A nationwide survey, entitled “A New Generation of Leaders,” looked at Americans’ perceptions about service members returning from battlefields in Iraq and Afghanistan. It found that most Americans view veterans as highly valued civic assets. It also found that many civilians still have many misperceptions about the transitional phase veterans and their families experience after the service member comes home.
The study was commissioned by The Mission Continues, a nonprofit organization started by, run, and working with new veterans, and Bad Robot, the film and television production company formed by writer-producer-director J.J. Abrams. Both Bad Robot and The Mission Continues are charter members of the Got Your 6 campaign, and this study demonstrates one of the many things that collaboration across sectors can accomplish. The polling was done by the bipartisan team of Greenberg Quinlan Rosner Research and Public Opinion Strategies. You can find the full report here
88 percent of those surveyed viewed members of America’s armed forces who served in Iraq and Afghanistan as a valuable national asset, running neck-and-neck with physicians (87 percent). Only firefighters (94 percent), nurses (91 percent) were ranked higher. Veterans ranked much higher than lawyers, politicians, celebrities, and even justices of the U.S. Supreme Court. But that below that bright line linger some strong misperceptions about the men and women hanging up the nation’s uniform after serving in the military.
In terms of mental health, for instance, more than half of the respondents to the poll said they believed a majority of veterans returning from Iraq and Afghanistan suffered from post-traumatic stress disorder, or PTSD. Multiple studies by the Department of Veterans Affairs and an independent 2008 study by the Rand Corporation found put the percentage of veterans diagnosed with PTSD between 11 and 20 percent.

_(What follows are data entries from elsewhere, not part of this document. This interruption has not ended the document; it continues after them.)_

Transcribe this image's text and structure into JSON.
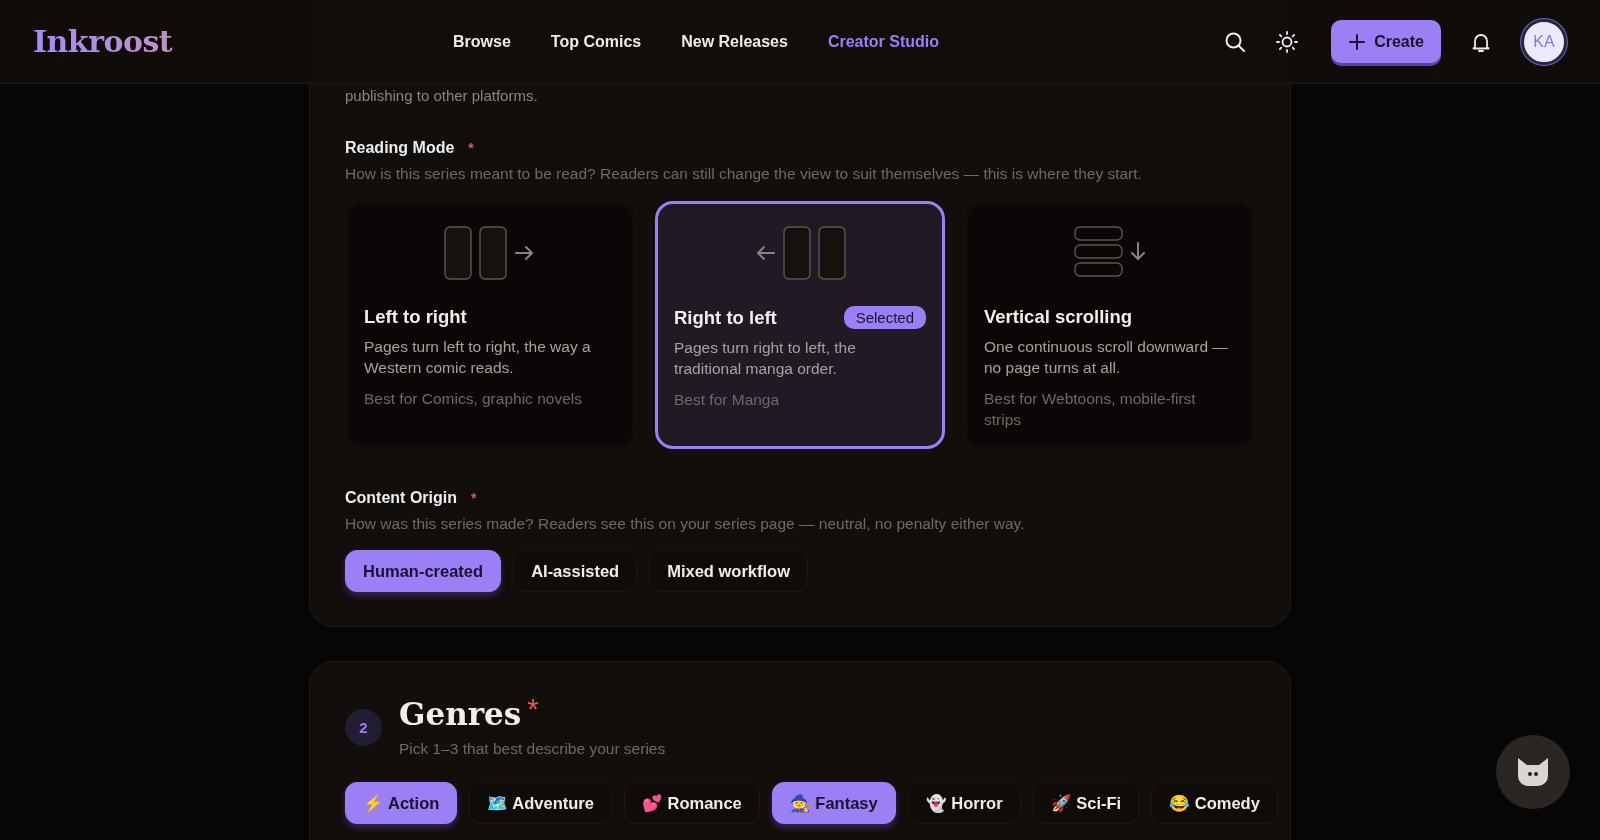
{
  "header": {
    "logo": "Inkroost",
    "nav": [
      {
        "label": "Browse",
        "selected": false
      },
      {
        "label": "Top Comics",
        "selected": false
      },
      {
        "label": "New Releases",
        "selected": false
      },
      {
        "label": "Creator Studio",
        "selected": true
      }
    ],
    "create_button": "Create",
    "avatar": "KA"
  },
  "details_section": {
    "cut_text": "publishing to other platforms.",
    "reading_mode": {
      "label": "Reading Mode",
      "required": "*",
      "hint": "How is this series meant to be read? Readers can still change the view to suit themselves — this is where they start.",
      "options": [
        {
          "kind": "ltr",
          "title": "Left to right",
          "description": "Pages turn left to right, the way a Western comic reads.",
          "best_for": "Best for Comics, graphic novels",
          "selected": false
        },
        {
          "kind": "rtl",
          "title": "Right to left",
          "description": "Pages turn right to left, the traditional manga order.",
          "best_for": "Best for Manga",
          "selected": true,
          "badge": "Selected"
        },
        {
          "kind": "vertical",
          "title": "Vertical scrolling",
          "description": "One continuous scroll downward — no page turns at all.",
          "best_for": "Best for Webtoons, mobile-first strips",
          "selected": false
        }
      ]
    },
    "content_origin": {
      "label": "Content Origin",
      "required": "*",
      "hint": "How was this series made? Readers see this on your series page — neutral, no penalty either way.",
      "options": [
        {
          "label": "Human-created",
          "selected": true
        },
        {
          "label": "AI-assisted",
          "selected": false
        },
        {
          "label": "Mixed workflow",
          "selected": false
        }
      ]
    }
  },
  "genres_section": {
    "step": "2",
    "title": "Genres",
    "required": "*",
    "subtitle": "Pick 1–3 that best describe your series",
    "genres": [
      {
        "label": "⚡ Action",
        "selected": true
      },
      {
        "label": "🗺️ Adventure",
        "selected": false
      },
      {
        "label": "💕 Romance",
        "selected": false
      },
      {
        "label": "🧙 Fantasy",
        "selected": true
      },
      {
        "label": "👻 Horror",
        "selected": false
      },
      {
        "label": "🚀 Sci-Fi",
        "selected": false
      },
      {
        "label": "😂 Comedy",
        "selected": false
      }
    ]
  }
}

Perhaps even more troubling is a lack of recognition by civilians about veterans’ desire to continue serving their nation and their communities. The study report notes:
Only half (46 percent) believe, “Iraq and Afghanistan veterans have proven their leadership and skill overseas and should play a major role leading and serving their communities here at home.” Another 43 percent believe, “Iraq and Afghanistan veterans have served honorably, but given their stress and sacrifice, they should be allowed time to recover and other people should lead.” Young people (55 percent second statement) in particular argue these men and women should be allowed time to recover and other people should lead.

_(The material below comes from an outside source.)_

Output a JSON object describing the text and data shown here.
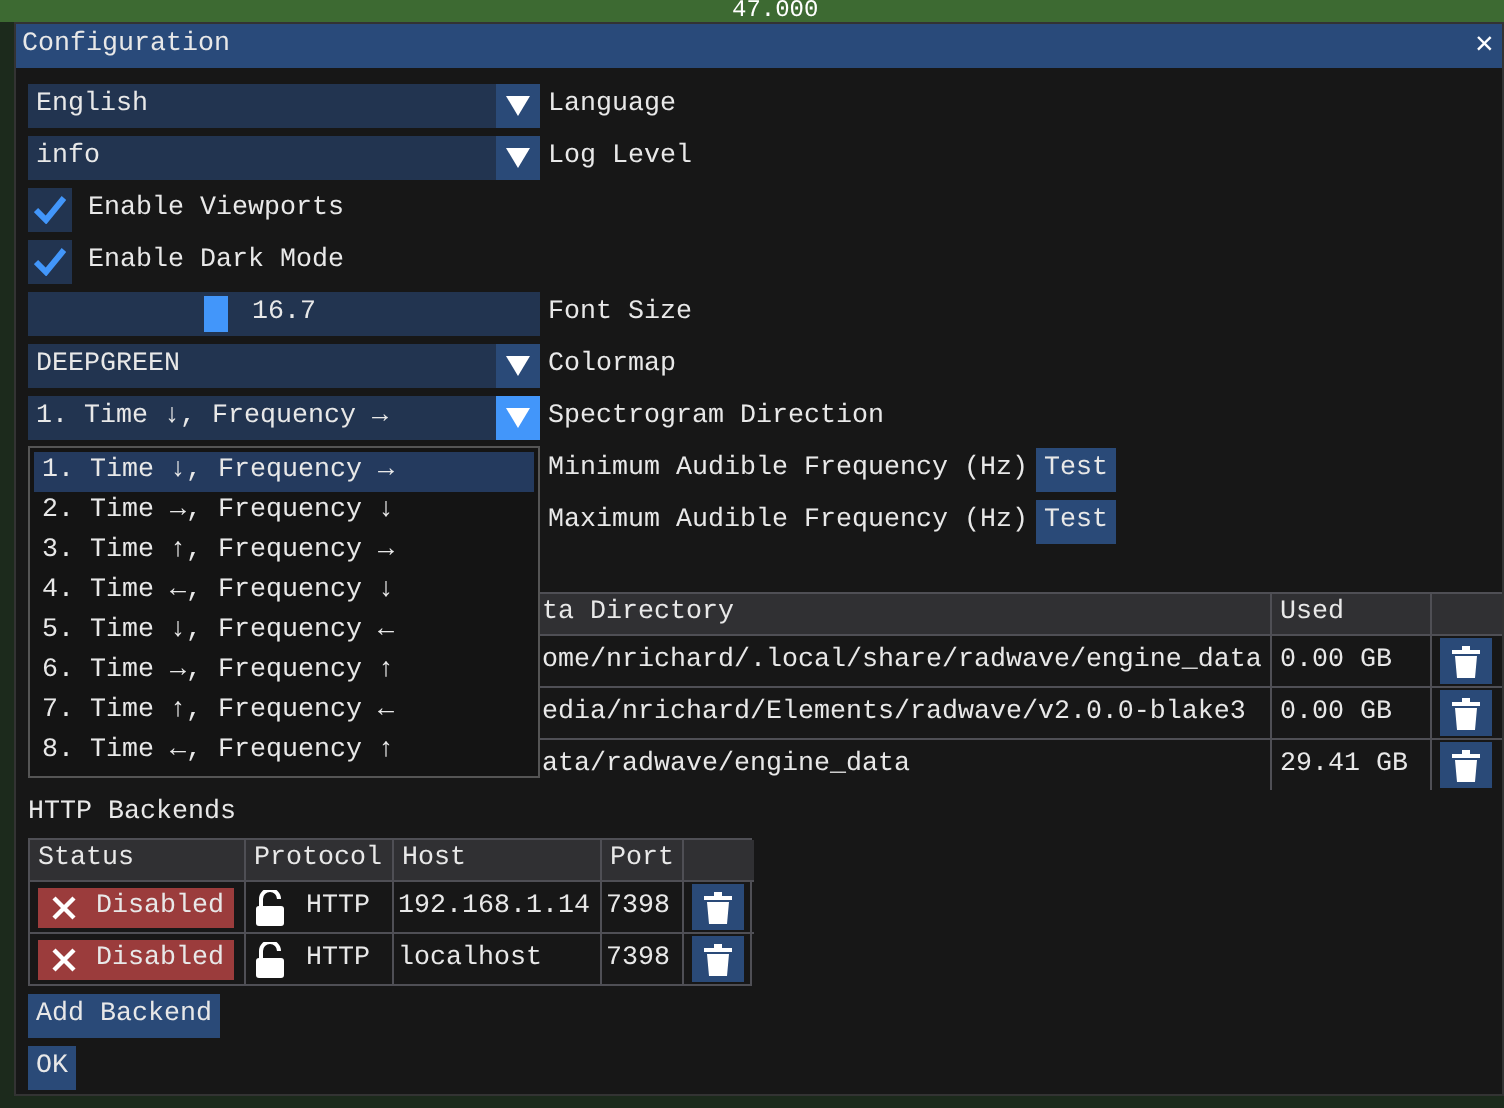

In actuality, the 2.4 million veterans that have returned since 9/11 are ready and willing to continue their civic service and leadership in their communities. They have extensive leadership experience, and higher average levels of education than the civilian population.

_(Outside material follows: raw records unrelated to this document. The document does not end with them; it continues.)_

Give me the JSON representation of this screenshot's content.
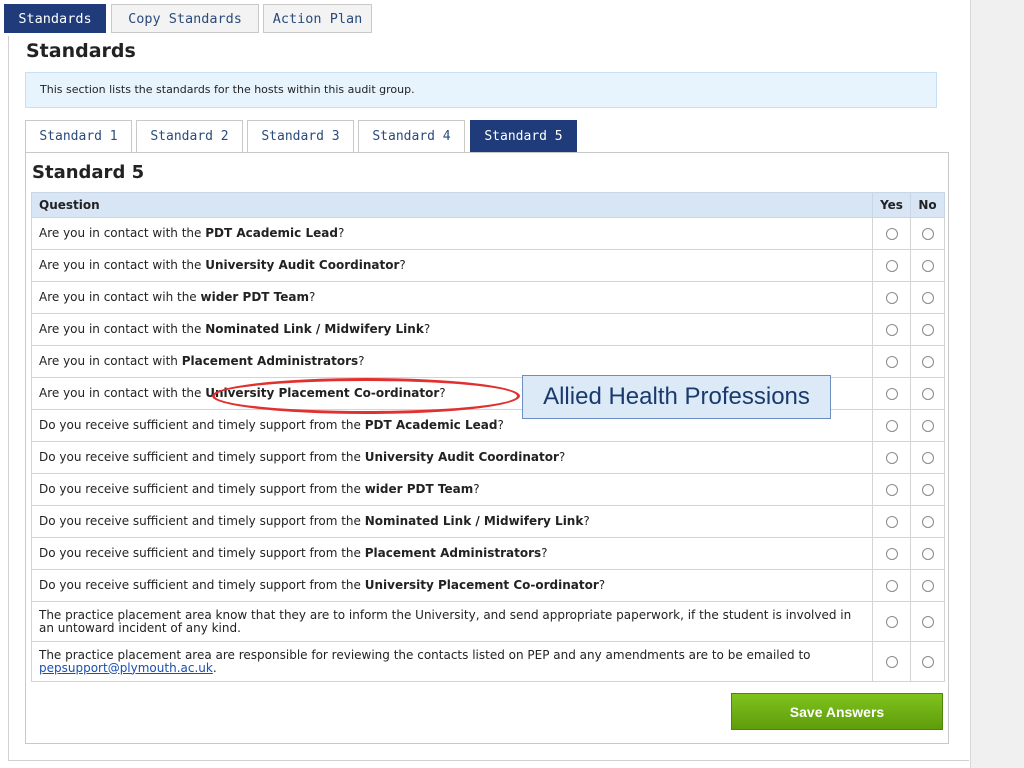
{
  "top_tabs": [
    {
      "label": "Standards",
      "active": true
    },
    {
      "label": "Copy Standards",
      "active": false
    },
    {
      "label": "Action Plan",
      "active": false
    }
  ],
  "section_title": "Standards",
  "info_text": "This section lists the standards for the hosts within this audit group.",
  "standard_tabs": [
    {
      "label": "Standard 1",
      "active": false
    },
    {
      "label": "Standard 2",
      "active": false
    },
    {
      "label": "Standard 3",
      "active": false
    },
    {
      "label": "Standard 4",
      "active": false
    },
    {
      "label": "Standard 5",
      "active": true
    }
  ],
  "panel_title": "Standard 5",
  "table": {
    "headers": {
      "question": "Question",
      "yes": "Yes",
      "no": "No"
    },
    "rows": [
      {
        "pre": "Are you in contact with the ",
        "bold": "PDT Academic Lead",
        "post": "?"
      },
      {
        "pre": "Are you in contact with the ",
        "bold": "University Audit Coordinator",
        "post": "?"
      },
      {
        "pre": "Are you in contact wih the ",
        "bold": "wider PDT Team",
        "post": "?"
      },
      {
        "pre": "Are you in contact with the ",
        "bold": "Nominated Link / Midwifery Link",
        "post": "?"
      },
      {
        "pre": "Are you in contact with ",
        "bold": "Placement Administrators",
        "post": "?"
      },
      {
        "pre": "Are you in contact with the ",
        "bold": "University Placement Co-ordinator",
        "post": "?"
      },
      {
        "pre": "Do you receive sufficient and timely support from the ",
        "bold": "PDT Academic Lead",
        "post": "?"
      },
      {
        "pre": "Do you receive sufficient and timely support from the ",
        "bold": "University Audit Coordinator",
        "post": "?"
      },
      {
        "pre": "Do you receive sufficient and timely support from the ",
        "bold": "wider PDT Team",
        "post": "?"
      },
      {
        "pre": "Do you receive sufficient and timely support from the ",
        "bold": "Nominated Link / Midwifery Link",
        "post": "?"
      },
      {
        "pre": "Do you receive sufficient and timely support from the ",
        "bold": "Placement Administrators",
        "post": "?"
      },
      {
        "pre": "Do you receive sufficient and timely support from the ",
        "bold": "University Placement Co-ordinator",
        "post": "?"
      },
      {
        "pre": "The practice placement area know that they are to inform the University, and send appropriate paperwork, if the student is involved in an untoward incident of any kind.",
        "bold": "",
        "post": ""
      },
      {
        "pre": "The practice placement area are responsible for reviewing the contacts listed on PEP and any amendments are to be emailed to ",
        "bold": "",
        "post": "",
        "link": "pepsupport@plymouth.ac.uk",
        "after_link": "."
      }
    ]
  },
  "save_button": "Save Answers",
  "annotation": {
    "callout_text": "Allied Health Professions",
    "ellipse_color": "#e03030"
  },
  "colors": {
    "active_tab": "#1f3b7a",
    "header_bg": "#d7e5f5",
    "info_bg": "#e8f4fd",
    "button": "#6aaa12"
  }
}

Eric Greitens, the CEO of The Mission Continues and a former Navy SEAL, said, “Our veterans appreciate when people say thank you. But in addition to thank you, they need to hear “we still need you.” They need to know that when we look at them we see them as assets in strengthening their communities and that we are willing to challenge them to find a way to continue to be of service.”
We are a long way as a society from a true picture of America’s fighting forces, both during and after the time they deploy to a combat zone. These men and women volunteered—made a conscious, deliberate decision—to seek out a way to serve a greater good, to “pick up a weapon and stand a post,” to use Jack Nicholson’s line from A Few Good Men. No one forced them to do it. They weren’t drafted, trapped into a period of forced servitude and counting down to their discharge like a convict sweating out a prison sentence.
Bad Robot founder and president J.J. Abrams, who created TV’s “Alias” and currently helms the new “Star Trek” series of motion pictures, said, “Bad Robot is proud to partner with The Mission Continues to help advance our understanding of this newest generation of veterans. Our country needs their stories, expertise, service, and leadership now more than ever. We look forward,” Abrams said, “to continuing to work with The Mission Continues and others to ensure our nation’s veterans have a strong network upon their return home.”
Those men and women are coming home with incredible skills and leadership abilities that are quite literally “battle-tested.” They want to continue to use those skills and abilities to serve their country and their hometowns, and, as civilians, we are wasting a valuable resource and a juggernaut force for good, if we fail to recognize this and to extend a hand to say, “Thank you for what you’ve done, and thank you for extending your hand to me, as we both work to make our common home, our America, a stronger, richer, and more positive place.
Consider this your challenge, America. A challenge to support the community of soldiers and their families, to educate yourself on the realities of the post-military transition, and to view veterans’ not as charity cases, but as capable colleagues and community members with whom you work and serve.